A really interesting point at about 37 minutes in, where they say that drives could end up executing code just like graphics cards do now.

That could really speed things up. You wouldn't have all the latency of doing multiple reads on the device to find a file. Normally the CPU would have interrupt raised for each return of the read but with this it could just request a file and get the return in one go.


The Netezza database appliance essentially works like this -- each disk is paired with an FPGA and a CPU core. The disk-local CPU takes care of caching directory information for the disk, decides what order to process disk pages in, and manages a disk cache with full awareness of the application. After a disk read the FPGA cuts away unwanted data before the CPU has to look at it. This has been shipping for several years.

To the extent that your problem is embarrassingly parallel and can be executed near the disk, you speed up linearly with the number of disks.

(I am currently employed by Netezza)


> A really interesting point at about 37 minutes in, where they say that drives could end up executing code

And the wheel of reincarnation starts to turn again.

Some/most IBM "channel controllers" (read disk controllers) were fairly programmable. At some points in time and with some configurations, it was faster to run things on them than in the mainframe. In other cases, it was faster to run "everything" on the mainframe.

Some folks made a fairly good living moving parts of applications to and from channel controllers.


Indeed; we're told they're flaky in part because the have as much firmware as a modern OS has kernel code, there's no reason why they can't eventually allow for this sort of thing.

Even given how social and political doing that right would be, this could happen before the day SSDs displace magnetic media (a day we can not as yet really foresee).

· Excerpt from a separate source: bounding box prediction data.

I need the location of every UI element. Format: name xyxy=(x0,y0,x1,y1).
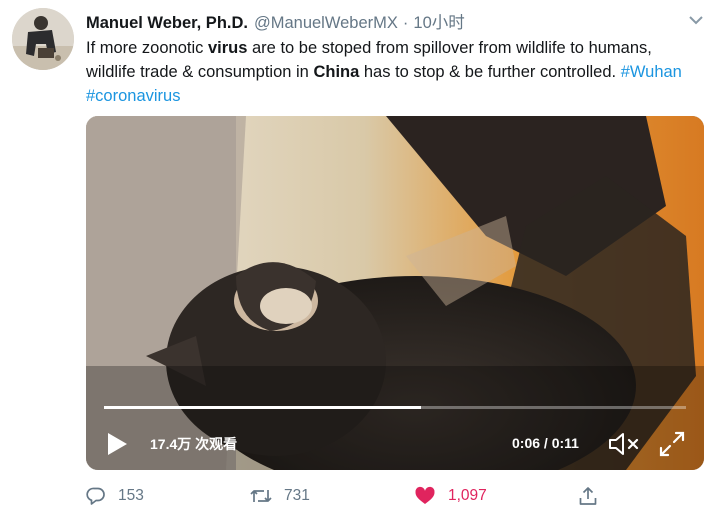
like-button[interactable]: 1,097 xyxy=(414,484,487,508)
play-icon[interactable] xyxy=(106,432,128,456)
tweet-header: Manuel Weber, Ph.D. @ManuelWeberMX · 10小… xyxy=(86,9,465,33)
tweet-actions: 153 731 1,097 xyxy=(86,484,686,508)
tweet-text-segment: If more zoonotic xyxy=(86,39,208,57)
reply-count: 153 xyxy=(118,487,144,504)
fullscreen-icon[interactable] xyxy=(658,430,686,458)
video-progress-fill xyxy=(104,406,422,409)
share-button[interactable] xyxy=(578,484,610,508)
tweet-timestamp[interactable]: 10小时 xyxy=(413,9,464,33)
video-player[interactable]: 17.4万 次观看 0:06 / 0:11 xyxy=(86,116,704,470)
chevron-down-icon[interactable] xyxy=(688,12,704,28)
hashtag-wuhan[interactable]: #Wuhan xyxy=(621,63,682,81)
tweet-text-segment: has to stop & be further controlled. xyxy=(359,63,621,81)
video-view-count: 17.4万 次观看 xyxy=(150,436,238,452)
author-handle[interactable]: @ManuelWeberMX xyxy=(254,14,398,33)
author-name[interactable]: Manuel Weber, Ph.D. xyxy=(86,14,248,33)
hashtag-coronavirus[interactable]: #coronavirus xyxy=(86,87,180,105)
retweet-count: 731 xyxy=(284,487,310,504)
avatar[interactable] xyxy=(12,8,74,70)
like-count: 1,097 xyxy=(448,487,487,504)
retweet-button[interactable]: 731 xyxy=(250,484,310,508)
video-timecode: 0:06 / 0:11 xyxy=(512,435,579,451)
header-separator: · xyxy=(402,14,409,32)
share-icon xyxy=(579,487,597,505)
video-progress-bar[interactable] xyxy=(104,406,686,409)
tweet-text: If more zoonotic virus are to be stoped … xyxy=(86,36,686,108)
tweet-text-highlight: China xyxy=(313,63,360,81)
reply-button[interactable]: 153 xyxy=(86,484,144,508)
tweet: Manuel Weber, Ph.D. @ManuelWeberMX · 10小… xyxy=(0,0,720,515)
retweet-icon xyxy=(250,490,272,502)
heart-icon xyxy=(415,486,435,504)
video-frame xyxy=(86,116,704,470)
tweet-text-highlight: virus xyxy=(207,39,248,57)
volume-muted-icon[interactable] xyxy=(608,431,642,457)
reply-icon xyxy=(86,487,105,505)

They're both pretty old I think, around 2001? Neither seem particularly relevant to today's SSDs.


I would have loved a little more detail on what kind of performance they already achieved and what kind of performance they think they can achieve.


This was pretty interesting, I must say. It is nice that they got into the nitty gritty technical details.


this video works on iPad :-) I was kind of amazed actually.. oh and good stuff Slava and Michael!


Yeah, blip.tv is a really nice service. There are also download links for offline consumption. That's great for those of us who don't like Flash but are using a browser that lacks H.264 support.

RethinkDB:s blog only links to the YouTube version of this presentation, so thanks mace for providing this alternative link.